GPT Semantic Cache: Reducing LLM Costs and Latency via Semantic Embedding Caching
Sajal Regmi, Chetan Phakami Pun
TL;DR
GPT Semantic Cache tackles the cost and latency bottlenecks of frequent LLM API calls by caching semantic embeddings of queries in Redis and retrieving responses for semantically similar questions using an ANN index. The approach supports OpenAI embeddings or local ONNX models, and uses a cosine similarity threshold of $0.8$ to decide cache reuse, with an approximate $O(\log n)$ search complexity via HNSW. In experiments on $8{,}000$ Q–A pairs and $2{,}000$ test queries across four categories, API calls were reduced by up to $68.8\%$, with cache hit rates from $92.5\%$ to $97.3\%$ and positive hit rates above $97\%$, while achieving substantial latency improvements. The method demonstrates significant practical impact for customer support, RAG, real-time code assistance, and e-commerce, and points to future work in dynamic thresholding, distributed caching, and domain-specific embeddings to further enhance performance.
Abstract
Large Language Models (LLMs), such as GPT, have revolutionized artificial intelligence by enabling nuanced understanding and generation of human-like text across a wide range of applications.
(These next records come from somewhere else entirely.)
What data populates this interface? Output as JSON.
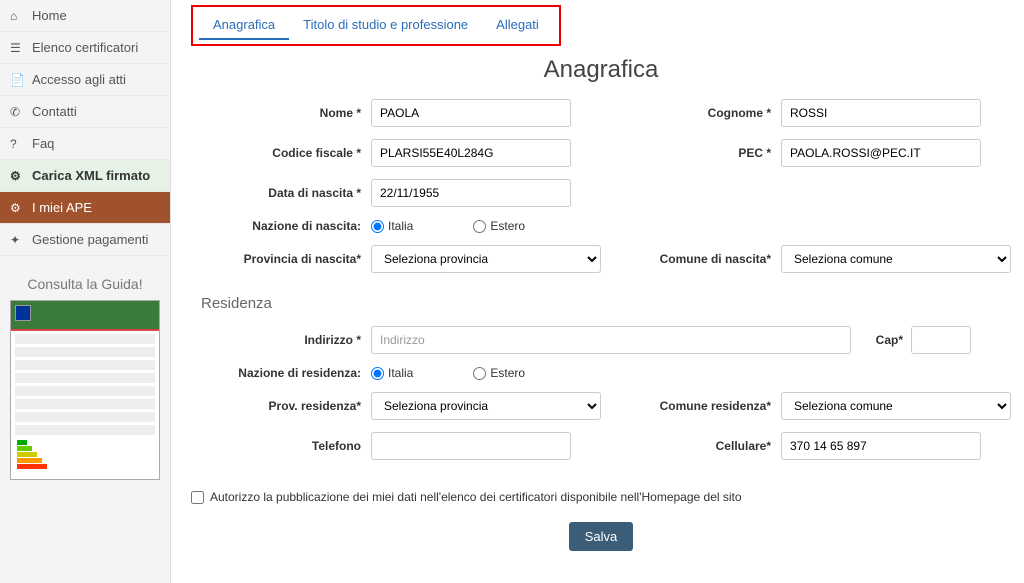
{
  "sidebar": {
    "items": [
      {
        "icon": "⌂",
        "label": "Home"
      },
      {
        "icon": "☰",
        "label": "Elenco certificatori"
      },
      {
        "icon": "📄",
        "label": "Accesso agli atti"
      },
      {
        "icon": "✆",
        "label": "Contatti"
      },
      {
        "icon": "?",
        "label": "Faq"
      },
      {
        "icon": "⚙",
        "label": "Carica XML firmato"
      },
      {
        "icon": "⚙",
        "label": "I miei APE"
      },
      {
        "icon": "✦",
        "label": "Gestione pagamenti"
      }
    ]
  },
  "guide": {
    "title": "Consulta la Guida!"
  },
  "tabs": [
    {
      "label": "Anagrafica"
    },
    {
      "label": "Titolo di studio e professione"
    },
    {
      "label": "Allegati"
    }
  ],
  "page_title": "Anagrafica",
  "labels": {
    "nome": "Nome *",
    "cognome": "Cognome *",
    "cf": "Codice fiscale *",
    "pec": "PEC *",
    "dob": "Data di nascita *",
    "naz_nascita": "Nazione di nascita:",
    "prov_nascita": "Provincia di nascita*",
    "com_nascita": "Comune di nascita*",
    "residenza": "Residenza",
    "indirizzo": "Indirizzo *",
    "cap": "Cap*",
    "naz_res": "Nazione di residenza:",
    "prov_res": "Prov. residenza*",
    "com_res": "Comune residenza*",
    "telefono": "Telefono",
    "cellulare": "Cellulare*",
    "italia": "Italia",
    "estero": "Estero",
    "sel_prov": "Seleziona provincia",
    "sel_com": "Seleziona comune",
    "indirizzo_ph": "Indirizzo",
    "checkbox": "Autorizzo la pubblicazione dei miei dati nell'elenco dei certificatori disponibile nell'Homepage del sito",
    "salva": "Salva"
  },
  "values": {
    "nome": "PAOLA",
    "cognome": "ROSSI",
    "cf": "PLARSI55E40L284G",
    "pec": "PAOLA.ROSSI@PEC.IT",
    "dob": "22/11/1955",
    "cellulare": "370 14 65 897"
  }
}
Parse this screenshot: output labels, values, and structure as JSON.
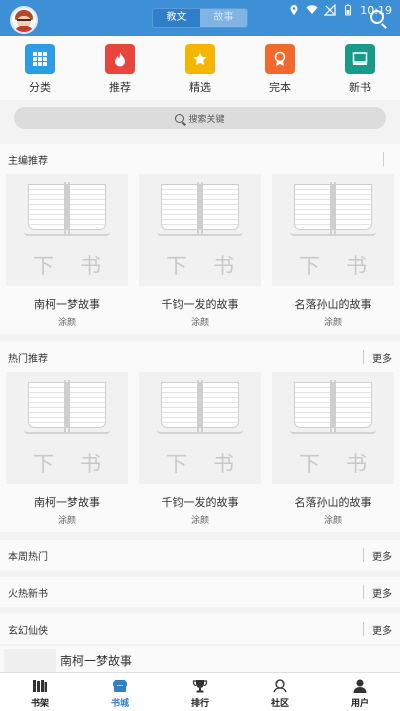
{
  "status": {
    "time": "10:19"
  },
  "header": {
    "tabs": [
      {
        "label": "教文",
        "active": true
      },
      {
        "label": "故事",
        "active": false
      }
    ]
  },
  "categories": [
    {
      "label": "分类",
      "color": "#2d9be6",
      "icon": "grid-icon"
    },
    {
      "label": "推荐",
      "color": "#e8453c",
      "icon": "flame-icon"
    },
    {
      "label": "精选",
      "color": "#f5b500",
      "icon": "star-icon"
    },
    {
      "label": "完本",
      "color": "#f2692e",
      "icon": "badge-icon"
    },
    {
      "label": "新书",
      "color": "#1a9b8a",
      "icon": "book-icon"
    }
  ],
  "search": {
    "placeholder": "搜索关键"
  },
  "cover_brand": "下书",
  "sections": {
    "editor": {
      "title": "主编推荐",
      "more": "",
      "books": [
        {
          "title": "南柯一梦故事",
          "author": "涂颜"
        },
        {
          "title": "千钧一发的故事",
          "author": "涂颜"
        },
        {
          "title": "名落孙山的故事",
          "author": "涂颜"
        }
      ]
    },
    "hot": {
      "title": "热门推荐",
      "more": "更多",
      "books": [
        {
          "title": "南柯一梦故事",
          "author": "涂颜"
        },
        {
          "title": "千钧一发的故事",
          "author": "涂颜"
        },
        {
          "title": "名落孙山的故事",
          "author": "涂颜"
        }
      ]
    },
    "weekly": {
      "title": "本周热门",
      "more": "更多"
    },
    "newhot": {
      "title": "火热新书",
      "more": "更多"
    },
    "xuanhuan": {
      "title": "玄幻仙侠",
      "more": "更多",
      "first_item": "南柯一梦故事"
    }
  },
  "nav": [
    {
      "label": "书架",
      "icon": "bookshelf-icon",
      "active": false
    },
    {
      "label": "书城",
      "icon": "store-icon",
      "active": true
    },
    {
      "label": "排行",
      "icon": "trophy-icon",
      "active": false
    },
    {
      "label": "社区",
      "icon": "community-icon",
      "active": false
    },
    {
      "label": "用户",
      "icon": "user-icon",
      "active": false
    }
  ],
  "colors": {
    "header": "#3d8fd6",
    "accent": "#2f80c8"
  }
}
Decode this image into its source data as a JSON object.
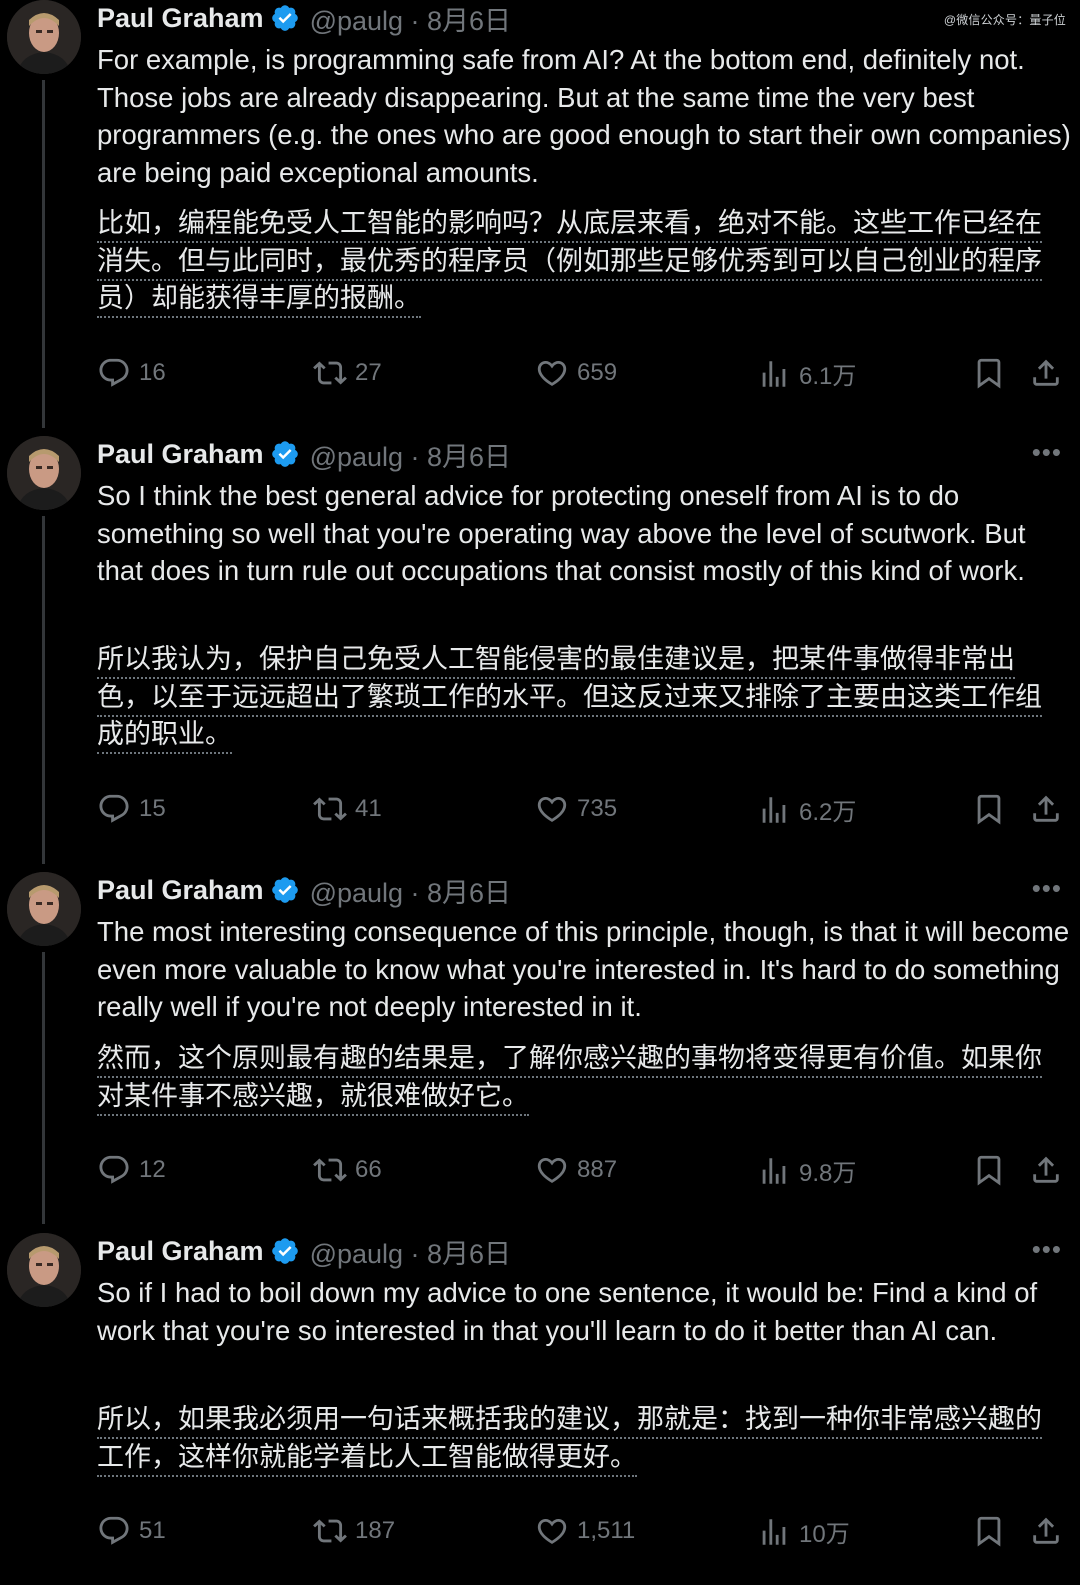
{
  "watermark": "@微信公众号：量子位",
  "tweets": [
    {
      "author_name": "Paul Graham",
      "handle_date": "@paulg · 8月6日",
      "text_en": "For example, is programming safe from AI? At the bottom end, definitely not. Those jobs are already disappearing. But at the same time the very best programmers (e.g. the ones who are good enough to start their own companies) are being paid exceptional amounts.",
      "text_zh": "比如，编程能免受人工智能的影响吗？从底层来看，绝对不能。这些工作已经在消失。但与此同时，最优秀的程序员（例如那些足够优秀到可以自己创业的程序员）却能获得丰厚的报酬。",
      "replies": "16",
      "retweets": "27",
      "likes": "659",
      "views": "6.1万"
    },
    {
      "author_name": "Paul Graham",
      "handle_date": "@paulg · 8月6日",
      "text_en": "So I think the best general advice for protecting oneself from AI is to do something so well that you're operating way above the level of scutwork. But that does in turn rule out occupations that consist mostly of this kind of work.",
      "text_zh": "所以我认为，保护自己免受人工智能侵害的最佳建议是，把某件事做得非常出色，以至于远远超出了繁琐工作的水平。但这反过来又排除了主要由这类工作组成的职业。",
      "replies": "15",
      "retweets": "41",
      "likes": "735",
      "views": "6.2万"
    },
    {
      "author_name": "Paul Graham",
      "handle_date": "@paulg · 8月6日",
      "text_en": "The most interesting consequence of this principle, though, is that it will become even more valuable to know what you're interested in. It's hard to do something really well if you're not deeply interested in it.",
      "text_zh": "然而，这个原则最有趣的结果是，了解你感兴趣的事物将变得更有价值。如果你对某件事不感兴趣，就很难做好它。",
      "replies": "12",
      "retweets": "66",
      "likes": "887",
      "views": "9.8万"
    },
    {
      "author_name": "Paul Graham",
      "handle_date": "@paulg · 8月6日",
      "text_en": "So if I had to boil down my advice to one sentence, it would be: Find a kind of work that you're so interested in that you'll learn to do it better than AI can.",
      "text_zh": "所以，如果我必须用一句话来概括我的建议，那就是：找到一种你非常感兴趣的工作，这样你就能学着比人工智能做得更好。",
      "replies": "51",
      "retweets": "187",
      "likes": "1,511",
      "views": "10万"
    }
  ],
  "icons": {
    "verified": "verified-badge-icon",
    "reply": "reply-icon",
    "retweet": "retweet-icon",
    "like": "heart-icon",
    "views": "views-icon",
    "bookmark": "bookmark-icon",
    "share": "share-icon",
    "more": "more-icon"
  },
  "colors": {
    "background": "#000000",
    "text": "#e7e9ea",
    "muted": "#71767b",
    "verified": "#1d9bf0"
  }
}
However, the high computational and financial costs associated with frequent API calls to these models present a substantial bottleneck, especially for applications like customer service chatbots that handle repetitive queries. In this paper, we introduce GPT Semantic Cache, a method that leverages semantic caching of query embeddings in in-memory storage (Redis). By storing embeddings of user queries, our approach efficiently identifies semantically similar questions, allowing for the retrieval of pre-generated responses without redundant API calls to the LLM. This technique achieves a notable reduction in operational costs while significantly enhancing response times, making it a robust solution for optimizing LLM-powered applications. Our experiments demonstrate that GPT Semantic Cache reduces API calls by up to 68.8% across various query categories, with cache hit rates ranging from 61.6% to 68.8%. Additionally, the system achieves high accuracy, with positive hit rates exceeding 97%, confirming the reliability of cached responses. This technique not only reduces operational costs, but also improves response times, enhancing the efficiency of LLM-powered applications.